[PATCH] ring-buffer: More precise time stamps for nested writes

All of lore.kernel.org
 help / color / mirror / Atom feed

* [PATCH] ring-buffer: More precise time stamps for nested writes
       [not found] <1426827724-22200-1-git-send-email-warrier@linux.vnet.ibm.com>
@ 2015-03-24 23:10 ` Suresh E. Warrier
  2015-03-24 23:19   ` Steven Rostedt
  0 siblings, 1 reply; 6+ messages in thread
From: Suresh E. Warrier @ 2015-03-24 23:10 UTC (permalink / raw)
  To: linux-kernel
  Cc: Steven Rostedt, Frederic Weisbecker, Ingo Molnar, Paul Mackerras

When tracing the behavior of multiple fio jobs running in parallel
our performance team observed that some scsi_dispatch_cmd_done events
appeared to occur earlier, often several microseconds earlier, than
their associated scsi_dispatch_cmd_start event in the trace records.
Other interrupt events were also observed to have earlier timestamps
than the events that caused them. 

This incorrect chronological ordering of trace records occurs because
ALL nested writes have the same time stamp as the first writer, that is
the first writer in the stack that was preempted. In workloads where
interrupts occur frequently, the first writer can stay preempted across
multiple interrupts and nested trace events can record time stamps that
are many microseconds earlier than their actual value resulting in 
the wrong ordering.

For example, a scsi_dispatch_cmd_start on CPU A occurs, say at time
t1, and the corresponding scsi_dispatch_cmd_done occurs on another
CPU B, say at time t2. However, CPU B is in the middle of a nested
write with the first writer having recorded its event at time t0, where  
t0 < t1 < t2. Eventually, we get out of all the nested writes and
the first writer commits its trace event with a time of t0 and the
the nested scsi_dispatch_cmd_done gets assigned the same timestamp t0.
In the trace report, the scsi_dispatch_cmd_done thus appears to have
occurred before the scsi_dispatch_cmd_start.

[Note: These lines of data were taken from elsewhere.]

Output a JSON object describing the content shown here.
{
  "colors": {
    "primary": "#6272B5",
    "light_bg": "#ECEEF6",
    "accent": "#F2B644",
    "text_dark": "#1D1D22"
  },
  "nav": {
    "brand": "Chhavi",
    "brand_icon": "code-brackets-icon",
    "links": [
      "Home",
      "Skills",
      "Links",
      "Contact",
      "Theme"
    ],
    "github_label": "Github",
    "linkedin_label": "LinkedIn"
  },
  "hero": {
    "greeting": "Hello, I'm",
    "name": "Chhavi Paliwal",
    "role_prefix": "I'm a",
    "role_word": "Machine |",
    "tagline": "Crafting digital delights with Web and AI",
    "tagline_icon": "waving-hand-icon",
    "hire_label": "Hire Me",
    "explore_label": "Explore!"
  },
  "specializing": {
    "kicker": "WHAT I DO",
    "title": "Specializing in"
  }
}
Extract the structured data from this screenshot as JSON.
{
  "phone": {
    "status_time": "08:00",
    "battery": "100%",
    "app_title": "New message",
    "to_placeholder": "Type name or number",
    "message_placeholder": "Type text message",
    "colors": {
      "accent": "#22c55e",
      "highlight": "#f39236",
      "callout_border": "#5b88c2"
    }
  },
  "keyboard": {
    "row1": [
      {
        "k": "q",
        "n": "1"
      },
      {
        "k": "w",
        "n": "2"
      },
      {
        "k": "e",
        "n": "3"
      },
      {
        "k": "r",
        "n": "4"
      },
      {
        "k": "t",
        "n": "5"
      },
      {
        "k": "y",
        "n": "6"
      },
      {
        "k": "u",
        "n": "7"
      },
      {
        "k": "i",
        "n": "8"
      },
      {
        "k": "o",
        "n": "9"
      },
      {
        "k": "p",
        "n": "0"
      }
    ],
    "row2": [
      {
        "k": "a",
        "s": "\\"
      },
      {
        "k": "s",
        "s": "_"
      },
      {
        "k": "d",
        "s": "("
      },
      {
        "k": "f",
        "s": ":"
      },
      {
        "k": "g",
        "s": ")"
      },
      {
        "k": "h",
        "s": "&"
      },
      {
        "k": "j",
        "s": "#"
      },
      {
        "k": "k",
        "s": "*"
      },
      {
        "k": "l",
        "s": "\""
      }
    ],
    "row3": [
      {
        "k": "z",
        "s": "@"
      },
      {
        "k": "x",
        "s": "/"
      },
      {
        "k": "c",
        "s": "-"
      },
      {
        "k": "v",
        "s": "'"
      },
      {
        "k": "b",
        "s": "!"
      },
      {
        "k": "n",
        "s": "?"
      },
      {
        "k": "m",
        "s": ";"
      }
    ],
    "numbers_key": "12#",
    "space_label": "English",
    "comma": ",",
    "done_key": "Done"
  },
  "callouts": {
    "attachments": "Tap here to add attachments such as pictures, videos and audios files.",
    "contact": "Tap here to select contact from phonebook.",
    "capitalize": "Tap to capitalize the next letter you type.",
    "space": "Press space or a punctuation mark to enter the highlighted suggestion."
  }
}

In some cases, on larger systems with multiple fio jobs running and
interrupts being sent to a single CPU, we have noticed more than
400 trace events all with the same timestamp.

The reason all nested writes have the same time stamp is because
all nested trace events are assigned a time delta of 0. A correct
time delta cannot be computed for them because the first interrupted
write has not been committed yet and so the commit timestamp in the CPU
buffer does not record the time stamp of the just prior event.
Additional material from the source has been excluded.